As experience grows, the junior analyst can work more confidently with familiar data and with less task detail from the mentor. In this case, the flag for determining the level is how it works with unfamiliar data.
Implementation and application of the results of the work
As a rule, a junior analyst is not able to prepare an analytical report or study in the format of recommendations with a clear rationale. And even more so, he is not able to bring his recommendations and conclusions to the level of real changes at the level of the product, processes or business.
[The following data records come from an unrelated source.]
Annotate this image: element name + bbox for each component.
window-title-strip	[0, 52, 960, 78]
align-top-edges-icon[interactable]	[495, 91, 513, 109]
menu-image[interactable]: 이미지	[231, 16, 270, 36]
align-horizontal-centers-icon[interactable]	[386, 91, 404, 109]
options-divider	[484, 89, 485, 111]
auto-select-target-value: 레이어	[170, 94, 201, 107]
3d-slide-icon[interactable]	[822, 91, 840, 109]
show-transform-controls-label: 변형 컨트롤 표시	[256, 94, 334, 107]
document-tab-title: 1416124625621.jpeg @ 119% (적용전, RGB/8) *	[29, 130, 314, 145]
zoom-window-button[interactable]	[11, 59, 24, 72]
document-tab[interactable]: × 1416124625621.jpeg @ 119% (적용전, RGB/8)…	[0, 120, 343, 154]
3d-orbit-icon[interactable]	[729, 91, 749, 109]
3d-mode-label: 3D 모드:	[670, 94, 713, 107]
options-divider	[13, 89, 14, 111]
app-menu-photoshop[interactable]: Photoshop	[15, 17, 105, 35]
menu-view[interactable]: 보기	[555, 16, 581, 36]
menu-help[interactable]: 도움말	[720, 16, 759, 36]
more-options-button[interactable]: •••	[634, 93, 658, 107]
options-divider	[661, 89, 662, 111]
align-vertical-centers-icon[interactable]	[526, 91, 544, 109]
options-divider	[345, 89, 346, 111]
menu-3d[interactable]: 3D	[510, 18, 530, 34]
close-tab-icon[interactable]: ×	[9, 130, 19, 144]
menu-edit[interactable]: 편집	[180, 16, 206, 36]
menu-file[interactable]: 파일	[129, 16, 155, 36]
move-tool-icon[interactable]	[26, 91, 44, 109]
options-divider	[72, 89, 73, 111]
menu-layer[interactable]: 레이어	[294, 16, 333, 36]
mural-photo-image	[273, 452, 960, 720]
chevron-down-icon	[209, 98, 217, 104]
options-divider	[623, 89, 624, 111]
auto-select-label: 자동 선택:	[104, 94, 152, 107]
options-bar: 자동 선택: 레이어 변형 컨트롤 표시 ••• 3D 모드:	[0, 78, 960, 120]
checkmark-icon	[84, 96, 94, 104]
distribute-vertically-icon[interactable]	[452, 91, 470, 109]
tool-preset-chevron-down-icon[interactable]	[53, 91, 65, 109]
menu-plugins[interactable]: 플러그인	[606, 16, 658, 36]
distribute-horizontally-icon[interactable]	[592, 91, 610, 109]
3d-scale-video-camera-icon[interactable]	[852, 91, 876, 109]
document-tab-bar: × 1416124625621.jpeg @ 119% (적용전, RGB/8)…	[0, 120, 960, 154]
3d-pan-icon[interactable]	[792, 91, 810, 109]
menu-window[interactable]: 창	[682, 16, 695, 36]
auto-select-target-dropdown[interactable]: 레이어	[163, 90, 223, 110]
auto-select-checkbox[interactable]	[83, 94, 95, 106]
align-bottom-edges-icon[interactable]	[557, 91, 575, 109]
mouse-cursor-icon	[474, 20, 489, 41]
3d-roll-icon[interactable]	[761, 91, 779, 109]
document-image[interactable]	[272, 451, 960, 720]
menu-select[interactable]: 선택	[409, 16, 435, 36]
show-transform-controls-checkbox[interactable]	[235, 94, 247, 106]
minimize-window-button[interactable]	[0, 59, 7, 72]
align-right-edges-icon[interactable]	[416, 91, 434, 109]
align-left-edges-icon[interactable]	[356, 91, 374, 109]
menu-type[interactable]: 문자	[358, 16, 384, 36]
Junior analysts still provide little value to the business, so it's critical that they grow as quickly as possible. The principle that pumps a junior analyst is "do as I do." An older analyst (in the presence of a younger one) discusses a new problem with the project team, asks clarifying questions, dives into the context of the problem, and as a result of this dialogue, a solution approach emerges. Further, the senior comrade decomposes this approach into data processing tasks for a junior analyst. This allows you to observe how business problems turn into tasks for writing code and drawing graphs, and find their solution in them. Over time, the junior analyst should learn to do this on his own.
Why it is important to discuss the problem statement in depth with junior analysts
Typically, when running a project, there are questions and problems that analysts can help with. Along with the idea of going to an analyst, a business customer, as a rule, also comes up with an approximate solution, with a request for which he, most likely, will come (“make me such a schedule?”). But a project manager, designer or product may simply not have enough information about what other data and tools are available to get an answer. Perhaps there is a more precise way to give an answer, or an easier one. Perhaps, within the framework of the hypothesis that has arisen, it is not necessary to process the data at all, but it is enough to look at the dashboard, where there will be, if not ideal, but a graph that allows, with some assumptions, to answer the question asked.